Sudden infant death syndrome is not a disease, but a symptom or outcome of an underlying problem. As SIDS victims decline, there is renewed focus on what is still killing the vulnerable infant, with both environmental and intrinsic mechanisms suggested. An apparent increase in the incidence of infanticide[8] merely reflects its growing percentage in contrast to the declining postneonatal deaths. While the possibility of child abuse should no longer be ignored in infant death,[9] investigation of the death scene, or more importantly, the sleep environment, is key to understanding what makes a child vulnerable and perhaps more importantly, what keeps a child alive.[10] Mechanistic studies focusing on the known risk factors have shown that infants sleeping in the prone position re-breathe exhaled gas or have oxygenation problems and decreased arousal,[11,12,13] or a more collapsible pharynx,[14] risking obstruction. Genetic alterations in the brainstem,[15] cell function,[16] or cytokine profile[17] may cause vulnerability in some infants. Cigarette smoke and its apparent causal relation to SIDS has been an area of intense study[18] with evidence for decreased arousal in smoke-exposed infants.[19,20]

There is a recent proposal for a new pathologic definition of SIDS.[21] The term sudden infant death syndrome is an exclusionary term when a cause for death cannot be found. According to Dr. Beckwith, this term has been used too liberally, allowing deaths to be labeled SIDS when in fact no autopsy or death scene investigation was performed. Other pediatric pathologists agree that it is time for a new definition,[22,23] using lessons learned from epidemiological evidence, and also allowing for advances in cell and molecular biology to aid in research.

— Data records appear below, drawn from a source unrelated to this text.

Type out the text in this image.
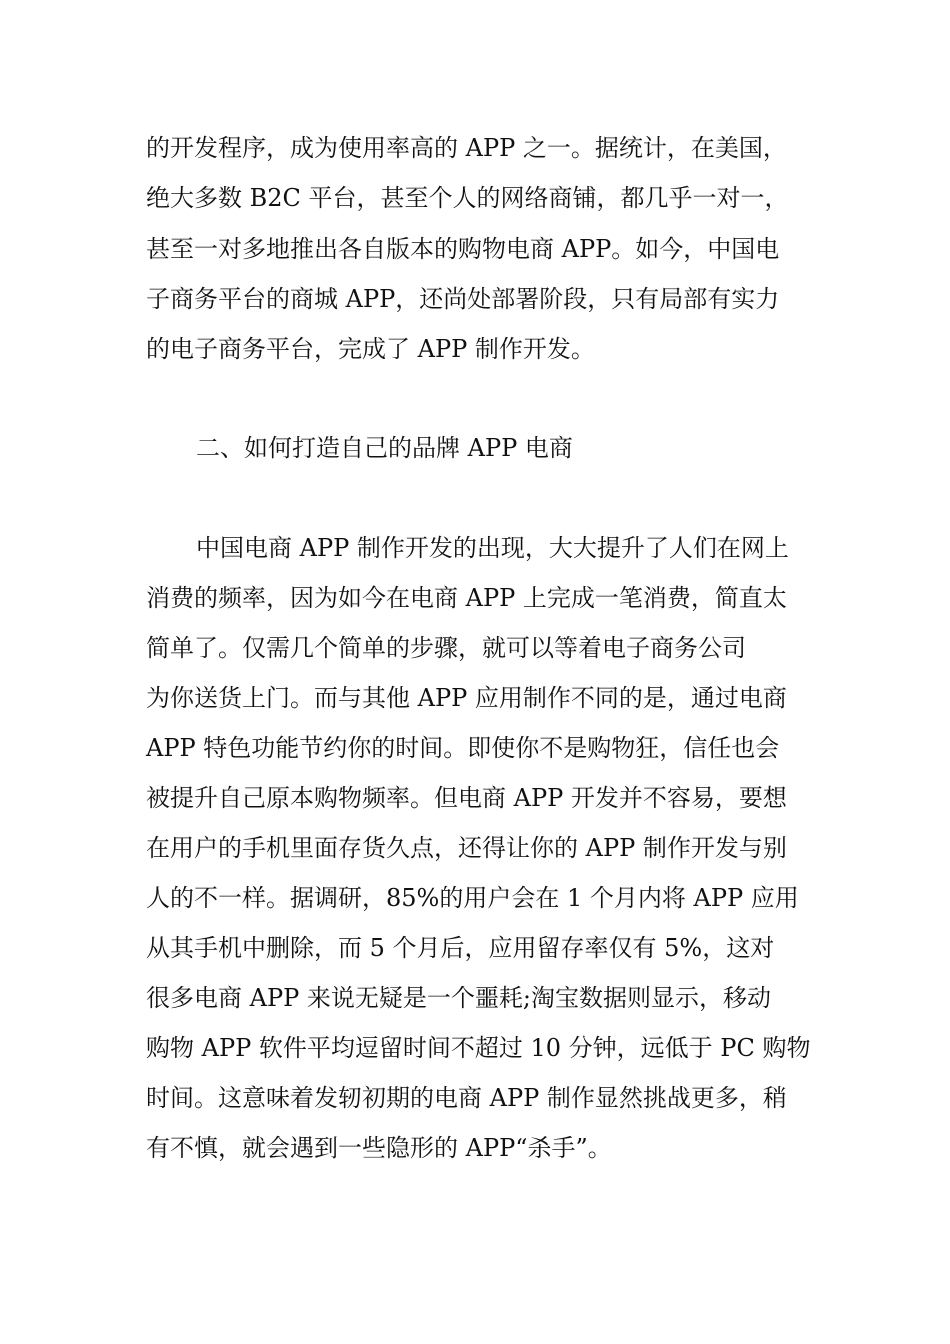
的开发程序，成为使用率高的 APP 之一。据统计，在美国，
绝大多数 B2C 平台，甚至个人的网络商铺，都几乎一对一，
甚至一对多地推出各自版本的购物电商 APP。如今，中国电
子商务平台的商城 APP，还尚处部署阶段，只有局部有实力
的电子商务平台，完成了 APP 制作开发。
二、如何打造自己的品牌 APP 电商
中国电商 APP 制作开发的出现，大大提升了人们在网上
消费的频率，因为如今在电商 APP 上完成一笔消费，简直太
简单了。仅需几个简单的步骤，就可以等着电子商务公司
为你送货上门。而与其他 APP 应用制作不同的是，通过电商
APP 特色功能节约你的时间。即使你不是购物狂，信任也会
被提升自己原本购物频率。但电商 APP 开发并不容易，要想
在用户的手机里面存货久点，还得让你的 APP 制作开发与别
人的不一样。据调研，85%的用户会在 1 个月内将 APP 应用
从其手机中删除，而 5 个月后，应用留存率仅有 5%，这对
很多电商 APP 来说无疑是一个噩耗;淘宝数据则显示，移动
购物 APP 软件平均逗留时间不超过 10 分钟，远低于 PC 购物
时间。这意味着发轫初期的电商 APP 制作显然挑战更多，稍
有不慎，就会遇到一些隐形的 APP“杀手”。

One cannot ignore the racial disparity in incidence of postneonatal deaths. Infant mortality statistics from 2000 yield a death rate for low birthweight African American infants four times that of white infants.[24] The SIDS rate for black and Native American infants is more than twice that of white infants. Recent case control or questionnaire studies[25,26] have blamed an increase in prone positioning for the racial disparity in SIDS; however, other studies have demonstrated more of an impact from infant sleep on nonstandard sleep surfaces[27*,28] including bedsharing, which varies by culture. Bedsharing was very risky in a study of Native American infant deaths, which included a history of parental alcohol use,[29] a risk factor noted in the CESDI/SUDI study referenced previously.[7] The recently considered mechanism causing death in nonstandard bedding is deficient arousal to hypoxia or hypercapnia associated with a covered head, as can happen with soft bedding or thick blankets on adult beds.[30] In a prospective study of 27,000 infants in Japan, an association between obstructive sleep apnea and gliosis in the raphe nuclei of the midbrain was found in SIDS cases, but its relation to arousal deficiency remains to be seen.[31]

Although not life threatening, infant sleep rhythms affect infant and maternal well being. In a well-designed randomized controlled trial (RCT), infant sleep was reported as abnormal in 46% of visits to the pediatric clinic during the second 6 months of life. Early behavioral intervention decreased both sleep problems and maternal depression.[32*] In a separate RCT, sleep problems in infants were predicted in those infants who had a high number (>11) of feeds per day. A simple preventative behavioral program increased the number who slept through the night.[33]